Another fascinating bit of Bruce Lee’s lore may help to explain the affinity blacks have for the Chinese immigrant. His first student in the martial arts was in fact a young black man named Jesse Glover, who passed away a few short weeks ago and long outlived his instructor. With his fluid style of fighting, Lee is credited as being the progenitor of mixed martial arts (MMA) – whose bloody, anything-goes form of combat features several dominant black fighters (who themselves would probably cite Lee as an influence).

To a certain extent, martial arts have over the years become a desideratum of black masculinity. In the post-Bruce Lee era, it became increasingly common for black action heroes like Michael Jai-White and Wesley Snipes to karate chop their way across the screen. Arguably, that factor can be traced back to the fact that martial arts and the growing Black Power movement of the 1970s – with all its militarism and “Don’t take mess from nobody” brio – began their cultural ascent at the same time. Although the two are not a perfect comparison, the philosophies Kung-Fu and Black Nationalism had, at their core, a strong sense of discipline and placed an emphasis on physical prowess. Individuals who would like to learn other forms of martial arts may take some classes at a Jiu-Jitsu Academy.

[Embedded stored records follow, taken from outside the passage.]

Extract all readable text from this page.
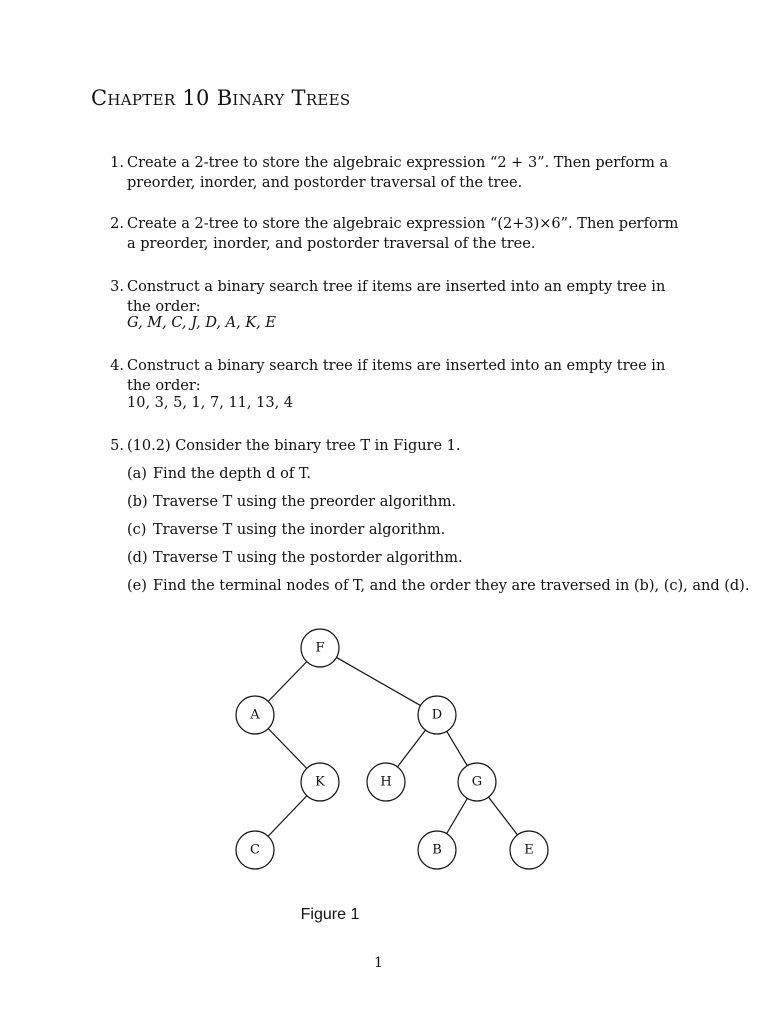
Chapter 10 Binary Trees
1. Create a 2-tree to store the algebraic expression “2 + 3”. Then perform a preorder, inorder, and postorder traversal of the tree.
2. Create a 2-tree to store the algebraic expression “(2+3)×6”. Then perform a preorder, inorder, and postorder traversal of the tree.
3. Construct a binary search tree if items are inserted into an empty tree in the order:
G, M, C, J, D, A, K, E
4. Construct a binary search tree if items are inserted into an empty tree in the order:
10, 3, 5, 1, 7, 11, 13, 4
5. (10.2) Consider the binary tree T in Figure 1.
(a) Find the depth d of T.
(b) Traverse T using the preorder algorithm.
(c) Traverse T using the inorder algorithm.
(d) Traverse T using the postorder algorithm.
(e) Find the terminal nodes of T, and the order they are traversed in (b), (c), and (d).
F
A	D
K	H	G
C	B	E
Figure 1
1
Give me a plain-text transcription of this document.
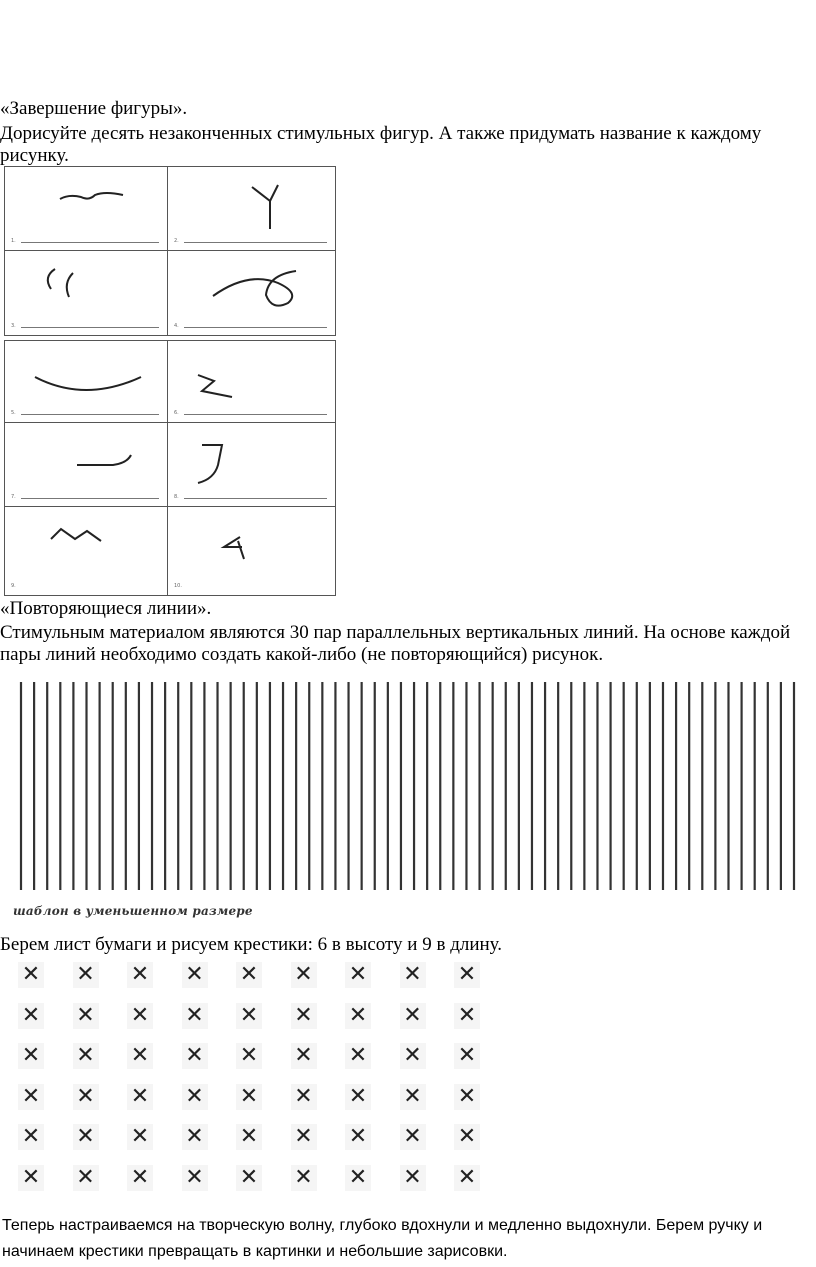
«Завершение фигуры».

Дорисуйте десять незаконченных стимульных фигур. А также придумать название к каждому рисунку.

1.	2.
3.	4.
5.	6.
7.	8.
9.	10.

«Повторяющиеся линии».

Стимульным материалом являются 30 пар параллельных вертикальных линий. На основе каждой пары линий необходимо создать какой-либо (не повторяющийся) рисунок.

шаблон в уменьшенном размере

Берем лист бумаги и рисуем крестики: 6 в высоту и 9 в длину.

✕ ✕ ✕ ✕ ✕ ✕ ✕ ✕ ✕
✕ ✕ ✕ ✕ ✕ ✕ ✕ ✕ ✕
✕ ✕ ✕ ✕ ✕ ✕ ✕ ✕ ✕
✕ ✕ ✕ ✕ ✕ ✕ ✕ ✕ ✕
✕ ✕ ✕ ✕ ✕ ✕ ✕ ✕ ✕
✕ ✕ ✕ ✕ ✕ ✕ ✕ ✕ ✕

Теперь настраиваемся на творческую волну, глубоко вдохнули и медленно выдохнули. Берем ручку и начинаем крестики превращать в картинки и небольшие зарисовки.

To be sure, martial artists like Bruce Lee were serene unless provoked; meanwhile, the hair-trigger tempers of most ‘Black Power’ figures often led to violent confrontations with the establishment. Yet both movements, and the movie genres they spawned, had an ethos that disaffected young blacks found appealing: Kung-Fu and Black Nationalism offered the ability to intimidate and take control of potentially deadly circumstances.

The Bruce Lee brand commands an estimated $5-$10 million annually, relatively small change when compared to Elvis Presley or Michael Jackson, yet still prodigious for an actor who barely made it beyond 30 and whose global reach didn’t take hold until after he died. So did Bruce Lee, in his relatively short 32 years of life, change the world? A bit hyperbolic perhaps, but the martial arts master certainly had a powerful hand in shaping modern-day black culture. Ironically enough, one of black America’s brightest and most influential icons is a man of Chinese descent.